This won't be quick or easy if its to be explained correctly.
Let's start with some basics. The Sound Labs Albert refers to are absoutely wonderful speakers, which create sound by vibrating an extremely thin sheet of Mylar, or at least a Mylar like material, a very short distance, by using an electrostatic charge. Because the excursion of the mylar is very minimal, it must move a large portion of the air to create life like 'volumes'--this is one reason why full range electrostatics are large--one moves a small amount of air a great distance, or a great amount of air a small distance.
The stated advantage of the Sound Lab is it's control of this almost infinitessimal weight of the Mylar (or Mylar like material). The SL's are very low in distortion, as the Mylar is, because of this lack of mass, relatively easy to keep in check.
Because the radiating surface of the Sound Lab is so large, it is generally thought to be impractical to have this large of a radiator in a small space. Why?
All rooms, depending on their shape,that is proportions of length to height to width, have resonant 'modes'and "standing waves" that is frequencies,(pitches) which can be disproportionately excited causing, for want of a better explanation, an over reaction to the amount of energy put into the room at a given frequency or frequencies. The rooms also have the liklihood of cancellations of (calculable but not for the typical, "I want music in this room person"). So the result can be a very uneven (frequency anomolies) playback from a very good (tonally correct) speaker if the room can't handle the amount of energy put into it by the loudspeaker.
Here's a cut from a 'resonant mode text':
"The modes of vibration associated with resonance in extended objects ...have characteristic patterns called standing waves. These standing wave modes arise from the combination of reflection and interference such that the reflected waves interfere constructively with the incident waves. An important part of the condition for this constructive interference...is the fact that the waves change phase upon reflection from a fixed end. Under these conditions, the medium appears to vibrate in segments or regions and the fact that these vibrations are made up of traveling waves is not apparent - hence the term "standing wave".
With this in mind, one can increase the liklihood of room excitations being so great as to 'obscure' the basic sound output of the loudspeaker.
Dynamic loudspeakers which usually, (usually) fire out the front--but they have what is known as an omnipolar output. Which is to say, sound coming away from the cabinet in a full 360 degree fashion. The amount of output is determined by how 'active' the cabinet happens to be. Since many of today's dynamic speakers are made of MDF (medium density fiber board) with wooden supports internally, they resonate, giving off these sounds in all directions. How much they give off, is dependant on the amount of mass, (call it weight)that the speaker has to absorb the energy, AND how stiff the cabinet is. The more 'active' the cabinet, the more energy, (additional to the front firing drivers)that the speaker puts into the room. The larger that 'picture' the more room excitations you will typically end up with.
As a designer, one has a choice to make--do I try to 'kill' the cabinet sound by using something almost completely non resonant--or do I try to use that output in some way, and try to make it less of a problem?

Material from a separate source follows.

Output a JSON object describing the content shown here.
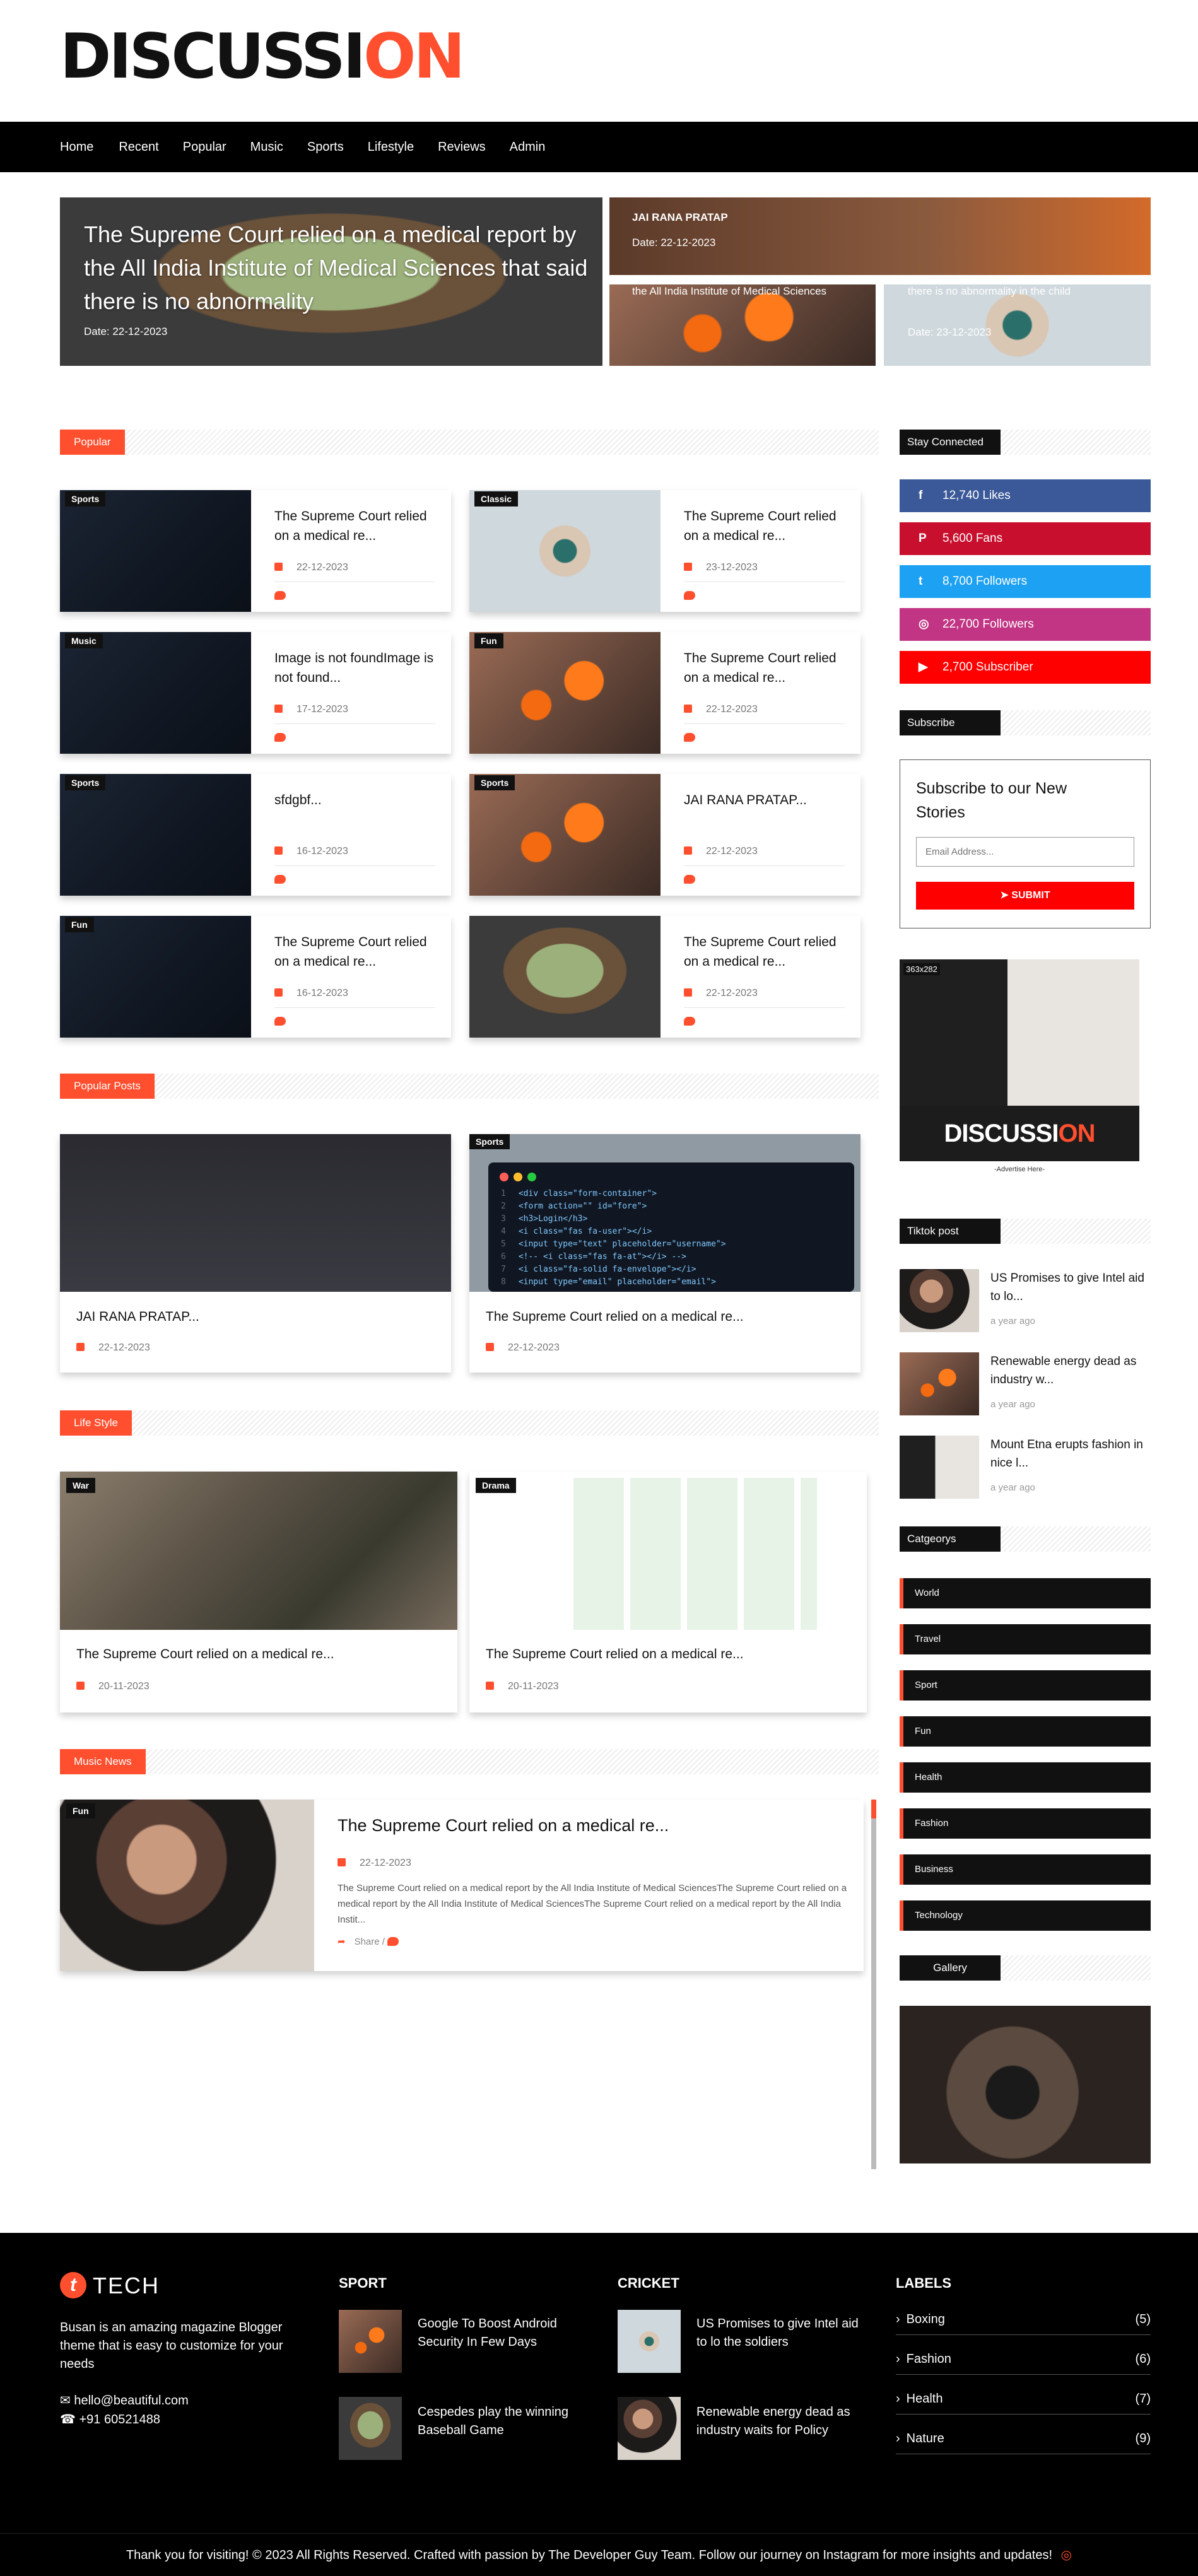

It seems that more designers over the past few years have begun to radius the sides of the cabinets. This seems to have the advantage of loading the energy room in such a way as to make that omnipolar energy somewhat less of a problem. It also helps within the cabinet by helping to lessen cancellations, standing waves, (just like those that exist within the room).
After all that, we can now conclude that the amount of energy that a speaker puts into a room, can simply be too much for the room to 'handle' or at least too much to allow for acceptable sound.
Clear as mud, no?
Hope this makes some sense.
If you have a good dealer, do some listening in your room and try to get a feel for what does work in your space.